O primeiro-ministro de Israel, Benjamin Netanyahu, declarou que há fortes indícios de que o líder supremo do Irã, o aiatolá Ali Khamenei, pode não estar mais vivo após a série de ataques militares lançados por forças israelenses e dos Estados Unidos neste fim de semana. Em uma mensagem oficial, Netanyahu afirmou que várias evidências apontam para isso, mas deixou claro que ainda não há confirmação definitiva sobre a situação do religioso, considerado figura central do regime iraniano nas últimas décadas.
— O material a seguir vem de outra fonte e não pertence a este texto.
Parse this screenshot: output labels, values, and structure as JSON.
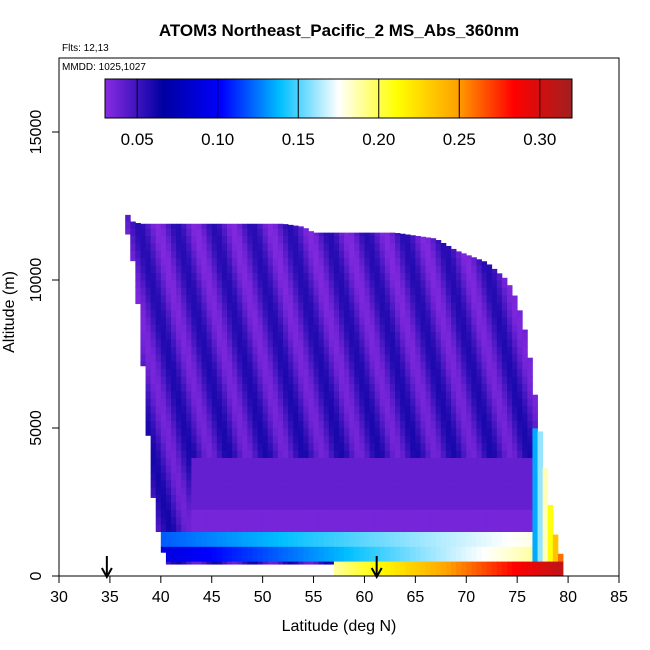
{
  "chart_data": {
    "type": "heatmap",
    "title": "ATOM3 Northeast_Pacific_2 MS_Abs_360nm",
    "notes": [
      "Flts: 12,13",
      "MMDD: 1025,1027"
    ],
    "xlabel": "Latitude (deg N)",
    "ylabel": "Altitude (m)",
    "xlim": [
      30,
      85
    ],
    "ylim": [
      0,
      17500
    ],
    "xticks": [
      "30",
      "35",
      "40",
      "45",
      "50",
      "55",
      "60",
      "65",
      "70",
      "75",
      "80",
      "85"
    ],
    "yticks": [
      "0",
      "5000",
      "10000",
      "15000"
    ],
    "colorbar": {
      "range": [
        0.03,
        0.32
      ],
      "ticks": [
        "0.05",
        "0.10",
        "0.15",
        "0.20",
        "0.25",
        "0.30"
      ],
      "colors": [
        "#8a2be2",
        "#0000a0",
        "#0000ff",
        "#00bfff",
        "#ffffff",
        "#ffff00",
        "#ffa500",
        "#ff0000",
        "#a02020"
      ]
    },
    "markers": [
      {
        "name": "arrow-1",
        "x": 34.7
      },
      {
        "name": "arrow-2",
        "x": 61.2
      }
    ],
    "curtain": {
      "lat_min": 39.5,
      "lat_max": 79.5,
      "lat_step": 0.5,
      "alt_step": 250,
      "top_profile": [
        [
          36.5,
          12400
        ],
        [
          37.0,
          12000
        ],
        [
          38.0,
          11900
        ],
        [
          43.0,
          11900
        ],
        [
          52.0,
          11900
        ],
        [
          54.0,
          11800
        ],
        [
          55.0,
          11600
        ],
        [
          63.0,
          11600
        ],
        [
          67.0,
          11400
        ],
        [
          69.0,
          11000
        ],
        [
          72.0,
          10600
        ],
        [
          74.0,
          10000
        ],
        [
          75.0,
          9300
        ],
        [
          76.0,
          8000
        ],
        [
          76.8,
          6000
        ],
        [
          77.2,
          5000
        ],
        [
          77.5,
          4300
        ],
        [
          78.0,
          3000
        ],
        [
          78.5,
          1800
        ],
        [
          79.0,
          1000
        ],
        [
          79.5,
          500
        ]
      ],
      "bottom_profile": [
        [
          36.5,
          12000
        ],
        [
          37.5,
          10200
        ],
        [
          38.0,
          8200
        ],
        [
          38.5,
          6000
        ],
        [
          39.0,
          3500
        ],
        [
          39.5,
          1800
        ],
        [
          40.0,
          1200
        ],
        [
          40.5,
          400
        ],
        [
          79.5,
          400
        ]
      ],
      "bands": [
        {
          "alt": [
            0,
            500
          ],
          "lat": [
            57.0,
            79.5
          ],
          "value_from": 0.19,
          "value_to": 0.31
        },
        {
          "alt": [
            400,
            900
          ],
          "lat": [
            40.0,
            77.0
          ],
          "value_from": 0.09,
          "value_to": 0.19
        },
        {
          "alt": [
            900,
            1400
          ],
          "lat": [
            40.0,
            77.0
          ],
          "value_from": 0.12,
          "value_to": 0.18
        },
        {
          "alt": [
            1300,
            2200
          ],
          "lat": [
            43.0,
            76.0
          ],
          "value_from": 0.035,
          "value_to": 0.035
        },
        {
          "alt": [
            2200,
            3800
          ],
          "lat": [
            43.0,
            76.0
          ],
          "value_from": 0.04,
          "value_to": 0.04
        }
      ],
      "base_value": 0.05
    }
  }
}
A ausência de qualquer registro recente de Khamenei, como vídeos ou aparições públicas desde o início dos confrontos na manhã de sábado, alimenta a especulação internacional. Autoridades de Teerã, porém, negaram ter conhecimento de sua morte, e insistem que o líder ainda estaria vivo, mesmo com o silêncio oficial nas transmissões estatais. Enquanto isso, o conflito segue intenso, com alvos estratégicos sendo visados e sem sinais de trégua imediata.
Netanyahu enfatizou ainda que a operação “vai durar o tempo necessário” e que a destruição do que ele chamou de complexo de Khamenei faz parte de uma estratégia maior para neutralizar ameaças e, nas suas palavras, pavimentar o caminho para uma paz duradoura. A declaração chega em meio a um dos momentos mais tensos das relações entre Israel e Irã, com impactos que podem reverberar pela política regional e global nos próximos dias.